La situation du contribuable québécois est encore plus dramatique que celle du contribuable américain. Le système fiscal canadien est aussi très complexe et de plus, le contribuable québécois doit se soumettre à deux régimes fiscaux, le fédéral et le provincial.

En février 2005, les chercheurs Gilles N.Larin, Chantal Buote et Monique Charrette de la Chaire de Recherche en fiscalité et en finances publiques de l’Université de Sherbrooke, ont publié un rapport intitulé : « Propositions visant à simplifier la déclaration de revenus du Québec pour les particuliers ». Dans ce rapport, les chercheurs déclarent : « En plus d’avoir à préparer et à produire une déclaration de revenus au palier fédéral et de répéter l'exercice au palier provincial, les contribuables québécois doivent conjuguer avec le fait que la présentation et la terminologie utilisées sont différentes d’une déclaration à l’autre ».

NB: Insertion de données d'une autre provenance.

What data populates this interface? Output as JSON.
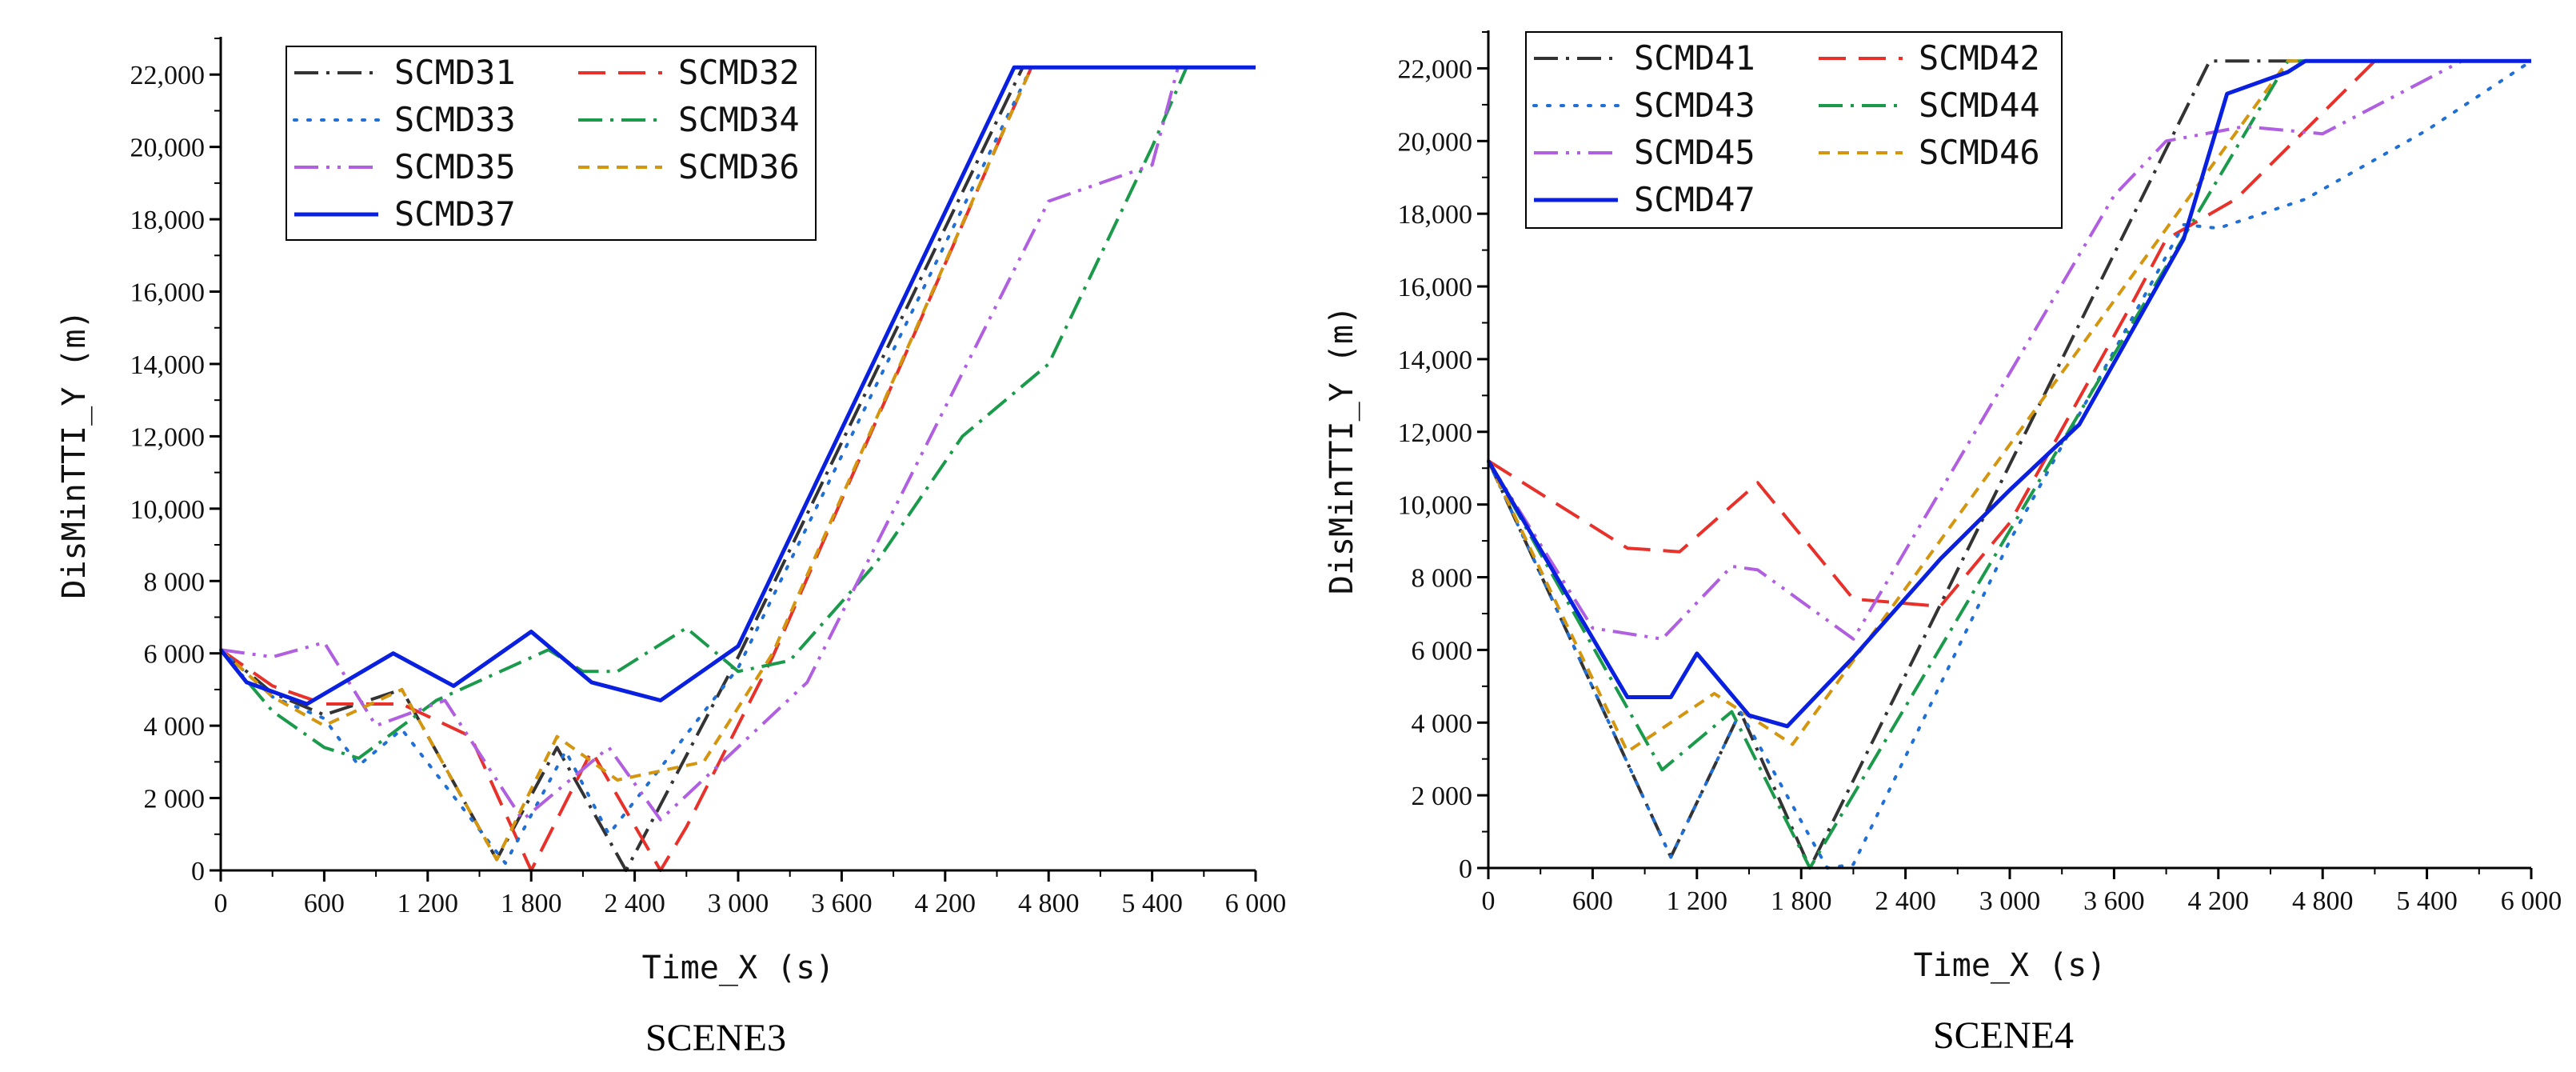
{
  "chart_data": [
    {
      "type": "line",
      "title": "SCENE3",
      "xlabel": "Time_X (s)",
      "ylabel": "DisMinTTI_Y (m)",
      "xlim": [
        0,
        6000
      ],
      "ylim": [
        0,
        23000
      ],
      "xticks": [
        0,
        600,
        1200,
        1800,
        2400,
        3000,
        3600,
        4200,
        4800,
        5400,
        6000
      ],
      "xtick_labels": [
        "0",
        "600",
        "1 200",
        "1 800",
        "2 400",
        "3 000",
        "3 600",
        "4 200",
        "4 800",
        "5 400",
        "6 000"
      ],
      "yticks": [
        0,
        2000,
        4000,
        6000,
        8000,
        10000,
        12000,
        14000,
        16000,
        18000,
        20000,
        22000
      ],
      "ytick_labels": [
        "0",
        "2 000",
        "4 000",
        "6 000",
        "8 000",
        "10,000",
        "12,000",
        "14,000",
        "16,000",
        "18,000",
        "20,000",
        "22,000"
      ],
      "legend_position": "top-left",
      "series": [
        {
          "name": "SCMD31",
          "color": "#333333",
          "dash": "dashdot",
          "x": [
            0,
            300,
            600,
            1050,
            1600,
            1950,
            2350,
            3000,
            4650,
            4750,
            6000
          ],
          "y": [
            6100,
            4900,
            4300,
            5000,
            300,
            3400,
            0,
            5900,
            22200,
            22200,
            22200
          ]
        },
        {
          "name": "SCMD32",
          "color": "#e8312a",
          "dash": "dashed",
          "x": [
            0,
            300,
            600,
            1050,
            1450,
            1800,
            2150,
            2550,
            2700,
            3200,
            4700,
            4750,
            6000
          ],
          "y": [
            6100,
            5100,
            4600,
            4600,
            3700,
            0,
            3300,
            0,
            1200,
            5900,
            22200,
            22200,
            22200
          ]
        },
        {
          "name": "SCMD33",
          "color": "#1f6fd6",
          "dash": "dotted",
          "x": [
            0,
            300,
            600,
            800,
            1050,
            1650,
            2000,
            2250,
            3000,
            4700,
            4750,
            6000
          ],
          "y": [
            6100,
            4800,
            4200,
            2900,
            3900,
            200,
            3300,
            1000,
            5600,
            22200,
            22200,
            22200
          ]
        },
        {
          "name": "SCMD34",
          "color": "#1a9a4a",
          "dash": "dashdot",
          "x": [
            0,
            300,
            600,
            800,
            1250,
            1900,
            2100,
            2300,
            2700,
            3000,
            3300,
            3800,
            4300,
            4800,
            5400,
            5600
          ],
          "y": [
            6100,
            4400,
            3400,
            3100,
            4700,
            6100,
            5500,
            5500,
            6700,
            5500,
            5800,
            8500,
            12000,
            14000,
            20000,
            22200
          ]
        },
        {
          "name": "SCMD35",
          "color": "#b05fe0",
          "dash": "dashdotdot",
          "x": [
            0,
            300,
            600,
            900,
            1300,
            1750,
            2250,
            2550,
            3400,
            4800,
            5400,
            5550,
            6000
          ],
          "y": [
            6100,
            5900,
            6300,
            4000,
            4700,
            1400,
            3400,
            1400,
            5200,
            18500,
            19500,
            22200,
            22200
          ]
        },
        {
          "name": "SCMD36",
          "color": "#d4950f",
          "dash": "shortdash",
          "x": [
            0,
            300,
            600,
            1050,
            1600,
            1950,
            2300,
            2800,
            3200,
            4700,
            4750,
            6000
          ],
          "y": [
            6100,
            4800,
            4000,
            5000,
            300,
            3700,
            2500,
            3000,
            6000,
            22200,
            22200,
            22200
          ]
        },
        {
          "name": "SCMD37",
          "color": "#0a20e0",
          "dash": "solid",
          "x": [
            0,
            150,
            500,
            1000,
            1350,
            1800,
            2150,
            2550,
            3000,
            4600,
            6000
          ],
          "y": [
            6100,
            5200,
            4600,
            6000,
            5100,
            6600,
            5200,
            4700,
            6200,
            22200,
            22200
          ]
        }
      ]
    },
    {
      "type": "line",
      "title": "SCENE4",
      "xlabel": "Time_X (s)",
      "ylabel": "DisMinTTI_Y (m)",
      "xlim": [
        0,
        6000
      ],
      "ylim": [
        0,
        23000
      ],
      "xticks": [
        0,
        600,
        1200,
        1800,
        2400,
        3000,
        3600,
        4200,
        4800,
        5400,
        6000
      ],
      "xtick_labels": [
        "0",
        "600",
        "1 200",
        "1 800",
        "2 400",
        "3 000",
        "3 600",
        "4 200",
        "4 800",
        "5 400",
        "6 000"
      ],
      "yticks": [
        0,
        2000,
        4000,
        6000,
        8000,
        10000,
        12000,
        14000,
        16000,
        18000,
        20000,
        22000
      ],
      "ytick_labels": [
        "0",
        "2 000",
        "4 000",
        "6 000",
        "8 000",
        "10,000",
        "12,000",
        "14,000",
        "16,000",
        "18,000",
        "20,000",
        "22,000"
      ],
      "legend_position": "top-left",
      "series": [
        {
          "name": "SCMD41",
          "color": "#333333",
          "dash": "dashdot",
          "x": [
            0,
            1050,
            1450,
            1850,
            4150,
            4250,
            6000
          ],
          "y": [
            11200,
            300,
            4300,
            0,
            22200,
            22200,
            22200
          ]
        },
        {
          "name": "SCMD42",
          "color": "#e8312a",
          "dash": "dashed",
          "x": [
            0,
            400,
            800,
            1100,
            1550,
            2100,
            2600,
            3000,
            3700,
            3900,
            4300,
            5100,
            6000
          ],
          "y": [
            11200,
            10000,
            8800,
            8700,
            10600,
            7400,
            7200,
            9500,
            15500,
            17300,
            18400,
            22200,
            22200
          ]
        },
        {
          "name": "SCMD43",
          "color": "#1f6fd6",
          "dash": "dotted",
          "x": [
            0,
            1050,
            1450,
            1950,
            2100,
            3000,
            4000,
            4200,
            4700,
            5400,
            6000
          ],
          "y": [
            11200,
            300,
            4300,
            0,
            100,
            9000,
            17700,
            17600,
            18400,
            20300,
            22200
          ]
        },
        {
          "name": "SCMD44",
          "color": "#1a9a4a",
          "dash": "dashdot",
          "x": [
            0,
            1000,
            1400,
            1850,
            4600,
            6000
          ],
          "y": [
            11200,
            2700,
            4300,
            0,
            22200,
            22200
          ]
        },
        {
          "name": "SCMD45",
          "color": "#b05fe0",
          "dash": "dashdotdot",
          "x": [
            0,
            600,
            1000,
            1400,
            1550,
            2100,
            3600,
            3900,
            4350,
            4800,
            5600,
            6000
          ],
          "y": [
            11200,
            6600,
            6300,
            8300,
            8200,
            6300,
            18500,
            20000,
            20400,
            20200,
            22200,
            22200
          ]
        },
        {
          "name": "SCMD46",
          "color": "#d4950f",
          "dash": "shortdash",
          "x": [
            0,
            800,
            1300,
            1750,
            4600,
            6000
          ],
          "y": [
            11200,
            3200,
            4800,
            3400,
            22200,
            22200
          ]
        },
        {
          "name": "SCMD47",
          "color": "#0a20e0",
          "dash": "solid",
          "x": [
            0,
            800,
            1050,
            1200,
            1500,
            1720,
            2100,
            2600,
            3000,
            3400,
            4000,
            4250,
            4600,
            4700,
            6000
          ],
          "y": [
            11200,
            4700,
            4700,
            5900,
            4200,
            3900,
            5800,
            8500,
            10400,
            12200,
            17300,
            21300,
            21900,
            22200,
            22200
          ]
        }
      ]
    }
  ]
}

Le tableau suivant, publié dans le même rapport, indique qu’en 2003, plus du tiers des Québécois ont remplis leur déclarations de revenu à la main contre seulement 13% aux É.U. Donc, il est probable que les coûts administratifs des régimes fiscaux canadien et québécois, soient plus onéreux que celui des Américains. En effet, un rapport d’impôt manuscrit prend plus de temps à remplir et à traiter.


Malheureusement, je n’ai pas trouvé d’études qui quantifient le fardeau administratif et les coûts économiques des régimes fiscaux canadien et québécois. Toutefois, je crois que nous pouvons extrapoler ces coûts en utilisant les coûts du régime américain, au moins pour obtenir un ordre de grandeur. J’espère que les chercheurs de la Chaire de Recherche en fiscalité et en finances publiques de l’U. de S. quantifieront ces coûts dans une prochaine étude.

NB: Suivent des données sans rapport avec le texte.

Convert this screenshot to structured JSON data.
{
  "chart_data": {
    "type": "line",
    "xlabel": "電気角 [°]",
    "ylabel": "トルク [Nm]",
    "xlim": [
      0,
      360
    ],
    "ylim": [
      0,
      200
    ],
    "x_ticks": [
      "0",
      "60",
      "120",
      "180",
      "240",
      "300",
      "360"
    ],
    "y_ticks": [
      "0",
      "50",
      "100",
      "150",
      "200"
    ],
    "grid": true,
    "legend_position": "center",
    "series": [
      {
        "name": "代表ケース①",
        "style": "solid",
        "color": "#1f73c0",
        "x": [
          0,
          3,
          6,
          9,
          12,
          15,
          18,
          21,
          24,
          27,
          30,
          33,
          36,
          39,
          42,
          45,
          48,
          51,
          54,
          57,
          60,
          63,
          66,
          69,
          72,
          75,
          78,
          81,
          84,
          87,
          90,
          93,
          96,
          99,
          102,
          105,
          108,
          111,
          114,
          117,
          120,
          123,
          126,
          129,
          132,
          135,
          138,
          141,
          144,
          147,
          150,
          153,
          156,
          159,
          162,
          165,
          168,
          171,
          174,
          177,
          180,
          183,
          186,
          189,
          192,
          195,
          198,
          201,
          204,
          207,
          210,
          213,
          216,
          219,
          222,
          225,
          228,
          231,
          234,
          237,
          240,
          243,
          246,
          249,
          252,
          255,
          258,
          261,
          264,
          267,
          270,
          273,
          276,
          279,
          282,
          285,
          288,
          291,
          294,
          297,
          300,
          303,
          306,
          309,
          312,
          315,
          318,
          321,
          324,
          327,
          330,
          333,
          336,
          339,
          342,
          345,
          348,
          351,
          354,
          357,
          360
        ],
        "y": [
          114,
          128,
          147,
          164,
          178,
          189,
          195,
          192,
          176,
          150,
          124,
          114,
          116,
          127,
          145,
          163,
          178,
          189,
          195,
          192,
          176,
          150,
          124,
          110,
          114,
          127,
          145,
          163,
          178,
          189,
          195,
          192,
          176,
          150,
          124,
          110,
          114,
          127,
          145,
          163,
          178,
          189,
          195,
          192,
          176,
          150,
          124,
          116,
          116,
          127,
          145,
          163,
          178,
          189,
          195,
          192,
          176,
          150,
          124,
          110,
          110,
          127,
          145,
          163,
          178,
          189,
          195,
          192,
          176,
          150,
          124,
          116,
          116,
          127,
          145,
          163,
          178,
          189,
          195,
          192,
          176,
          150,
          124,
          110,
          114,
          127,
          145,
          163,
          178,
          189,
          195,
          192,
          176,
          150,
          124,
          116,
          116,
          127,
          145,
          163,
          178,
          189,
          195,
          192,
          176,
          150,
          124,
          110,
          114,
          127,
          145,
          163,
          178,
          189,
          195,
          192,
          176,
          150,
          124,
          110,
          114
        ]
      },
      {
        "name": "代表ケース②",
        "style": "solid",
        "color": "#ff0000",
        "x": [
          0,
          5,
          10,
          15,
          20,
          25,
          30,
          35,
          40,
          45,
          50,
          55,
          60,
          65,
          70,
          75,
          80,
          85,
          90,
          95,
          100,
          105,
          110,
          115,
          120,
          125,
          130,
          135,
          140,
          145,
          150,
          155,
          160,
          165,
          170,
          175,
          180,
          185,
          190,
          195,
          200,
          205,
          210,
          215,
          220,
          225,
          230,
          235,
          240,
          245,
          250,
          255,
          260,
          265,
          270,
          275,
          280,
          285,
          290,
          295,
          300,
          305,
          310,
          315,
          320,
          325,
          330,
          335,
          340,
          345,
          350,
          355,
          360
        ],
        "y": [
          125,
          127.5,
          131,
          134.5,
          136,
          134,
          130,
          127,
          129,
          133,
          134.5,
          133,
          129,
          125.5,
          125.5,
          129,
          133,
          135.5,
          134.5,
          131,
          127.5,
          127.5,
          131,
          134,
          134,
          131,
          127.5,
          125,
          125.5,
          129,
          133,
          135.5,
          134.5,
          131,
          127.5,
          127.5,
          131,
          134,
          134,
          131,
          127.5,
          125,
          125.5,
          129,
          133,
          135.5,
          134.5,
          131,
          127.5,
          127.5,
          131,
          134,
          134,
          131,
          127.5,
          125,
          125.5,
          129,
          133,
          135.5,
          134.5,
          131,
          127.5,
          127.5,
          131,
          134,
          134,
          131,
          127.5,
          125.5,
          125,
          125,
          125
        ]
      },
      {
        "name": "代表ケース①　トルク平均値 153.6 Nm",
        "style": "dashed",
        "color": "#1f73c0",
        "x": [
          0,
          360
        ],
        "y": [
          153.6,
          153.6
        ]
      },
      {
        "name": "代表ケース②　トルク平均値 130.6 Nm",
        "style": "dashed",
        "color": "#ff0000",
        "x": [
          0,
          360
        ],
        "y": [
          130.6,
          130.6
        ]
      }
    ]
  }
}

Régime (milliards $)É.U. ($É.U.)Can. ($C)Qc ($C)
Coûts administratifs(1)15016.07.5
Économie potentielle (2)303.21.5
Augmentation du PIB (3)8%8%8%
Coûts économiques(3)1,00010822
Revenus additionnels (4)4.4


(1) Pour obtenir les coûts administratifs des régimes fiscaux canadien et québécois j’ai multiplié le ratio des populations par 150 milliards $É.U. Pour ce calcul, j’ai fait l’hypothèse qu’un $ É.U. égale un $ C. Cette hypothèse suppose que le niveau de vie moindre des Canadiens et des Québécois (i.e. salaires moins élevés) annule l’effet du taux de change. Dans le cas du Québec, j’ai multiplié le résultat par deux puisque les régimes fiscaux du Canada et du Québec sont administrés séparément et que les contribuables québécois doivent faire le travail en double.
(2) J’ai fait l’hypothèse que la simplification des régimes fiscaux du Canada et du Québec réduirait d’au moins 20% le fardeau administratif des contribuable et des ministères des finances du Canada et du Québec.
(3) Les coûts économiques du régime fiscal américain ont un impact négatif évalué à 8% du PIB des É.U. Il est raisonnable de croire que l’impact négatif des régimes fiscaux canadien et québécois est au moins aussi élevé. Il est même probable que les coûts économiques soient plus élevés au Québec qu’aux U.S.A., compte tenu que les gouvernements canadiens et québécois sont plus interventionnistes que le gouvernement américain.
(4) Les revenus du gouvernement québécois égale 20% du PIB. Donc, une augmentation de 22 milliards $C du PIB générerait 4.4 milliard $C de revenu additionnelle.

Donc, en simplifiant les régimes fiscaux des deux niveaux de gouvernement, les contribuables québécois économiseraient 1.5 milliards $ annuellement. De plus, le PIB québécois augmenterait de 8% ce qui génèrerait des revenus additionnelles annuels d’environ 4.4 milliards $.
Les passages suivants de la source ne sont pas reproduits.